One way or another, the task won’t be easy, as I discovered on a visit to the holy Shi’ite city of Karbala, located sixty miles to the south of Baghdad. Karbala poses a special challenge to Saddam. Some of the fiercest fighting during the Shi’ite uprising took place there. Rebel forces sacked many government buildings and set up nooses to lynch Baathist officials. The government responded with even greater brutality, using heavy artillery with indiscriminate zeal. The result today is a restive, resentful Shi’ite population that would like nothing better than to see Saddam go the way of Ceausescu.

Evidence of the fighting appeared well before we reached the town. Along the road from Baghdad, acres of date trees had been toppled, uprooted, and burned—the work of the army, which had destroyed the trees in order to deny the rebels cover for ambushes. Some of the trees were a hundred years old, and new ones would take at least twenty-five years to mature. Karbala itself looked like a ghost town, with block after block of buildings smashed by mortars. The heaviest fighting took place at the city’s Abbas and Hussein shrines—magnificent Shi’ite mosques with spectacular goldleafed domes. At the height of the fighting, the rebels took refuge in both mosques, and the army had attacked them without mercy. Three months later, the exquisitely tiled outer walls of the mosques still bore huge gashes.

Wishing to enter, I went with my minder to one of the gates. A soldier told us we needed permission from the governor. We trudged back through the blistering heat to our car, which we’d left with our driver on a side street. When we got there, we were horrified to find the car, a Toyota Super Saloon, smashed. Our driver, the owner of the car, was screaming at the crew of an army petrol truck, which, we learned, had clipped the back left-hand corner of the car, forcing it up on the pavement and into a cement column.
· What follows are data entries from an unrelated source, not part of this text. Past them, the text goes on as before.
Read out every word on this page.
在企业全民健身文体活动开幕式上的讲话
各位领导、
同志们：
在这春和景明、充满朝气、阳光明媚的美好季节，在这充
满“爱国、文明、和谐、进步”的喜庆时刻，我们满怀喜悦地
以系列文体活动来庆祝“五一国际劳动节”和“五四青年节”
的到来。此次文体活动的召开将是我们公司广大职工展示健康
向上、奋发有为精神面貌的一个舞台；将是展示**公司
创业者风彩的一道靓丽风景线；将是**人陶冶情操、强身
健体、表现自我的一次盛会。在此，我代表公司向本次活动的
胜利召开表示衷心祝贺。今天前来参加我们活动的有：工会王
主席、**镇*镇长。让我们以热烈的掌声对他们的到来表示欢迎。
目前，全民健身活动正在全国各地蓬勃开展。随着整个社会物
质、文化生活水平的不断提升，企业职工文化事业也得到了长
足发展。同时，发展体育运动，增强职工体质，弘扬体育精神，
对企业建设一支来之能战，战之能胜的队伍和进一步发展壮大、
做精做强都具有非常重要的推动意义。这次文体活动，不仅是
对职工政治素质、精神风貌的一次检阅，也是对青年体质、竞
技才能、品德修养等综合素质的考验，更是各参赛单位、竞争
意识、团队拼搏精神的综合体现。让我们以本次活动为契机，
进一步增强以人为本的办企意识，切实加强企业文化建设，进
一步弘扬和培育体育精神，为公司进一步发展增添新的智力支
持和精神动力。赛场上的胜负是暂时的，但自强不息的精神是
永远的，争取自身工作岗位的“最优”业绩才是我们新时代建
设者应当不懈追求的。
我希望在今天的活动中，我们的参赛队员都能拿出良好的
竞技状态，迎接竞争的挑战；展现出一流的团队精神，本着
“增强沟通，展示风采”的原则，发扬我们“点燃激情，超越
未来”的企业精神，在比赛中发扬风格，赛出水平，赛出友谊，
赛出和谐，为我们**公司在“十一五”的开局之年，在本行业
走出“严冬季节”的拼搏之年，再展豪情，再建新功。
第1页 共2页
In Iraq, it is almost impossible to get the army to compensate civilians for accidents, even when—as in this case—it is entirely at fault. As it happened, though, Saddam Hussein was in Karbala that day. Ostensibly he had come to tell the local Shi’ite population that repair work on the damaged shrines would proceed as quickly as possible; his real purpose, though, seemed to be to make a show of force. Saddam was the one man in Iraq who could resolve my driver’s plight, and so he marched off into the searing afternoon, intent on pressing his case. Three hours later he returned—alas, empty-handed. He had never gotten even close to Saddam.

There was nothing to do but return to Baghdad. The car’s engine still worked, and for half an hour we banged away at the smashed frame to get the tires free. As we rolled out of town, we saw a company of soldiers camped on either side of the road. My driver, a persistent man, pulled over, hopped out, and began seeking the officer in charge. Again, he got nowhere and was soon walking back to the car. Just as he arrived, the soldiers around us began scrambling about, and there, suddenly, was Saddam’s motorcade, tearing along at ninety miles an hour. In the lead were six white Mercedes-Benzes. Saddam was clearly in one of them, but since they all had curtained windows and were identical in appearance, it was impossible to say which.

The rest of the convoy followed. I began counting the Mercedes that passed but lost track at sixty. There were jeeps outfitted with anti-aircraft guns, communications vans, ambulances, diesel trucks, police cars, vans mounted with machine guns, howitzers, and dozens upon dozens of buses and trucks filled with troops—about 150 vehicles in all, madly dashing back to Baghdad through the corridor of broken, battered palms.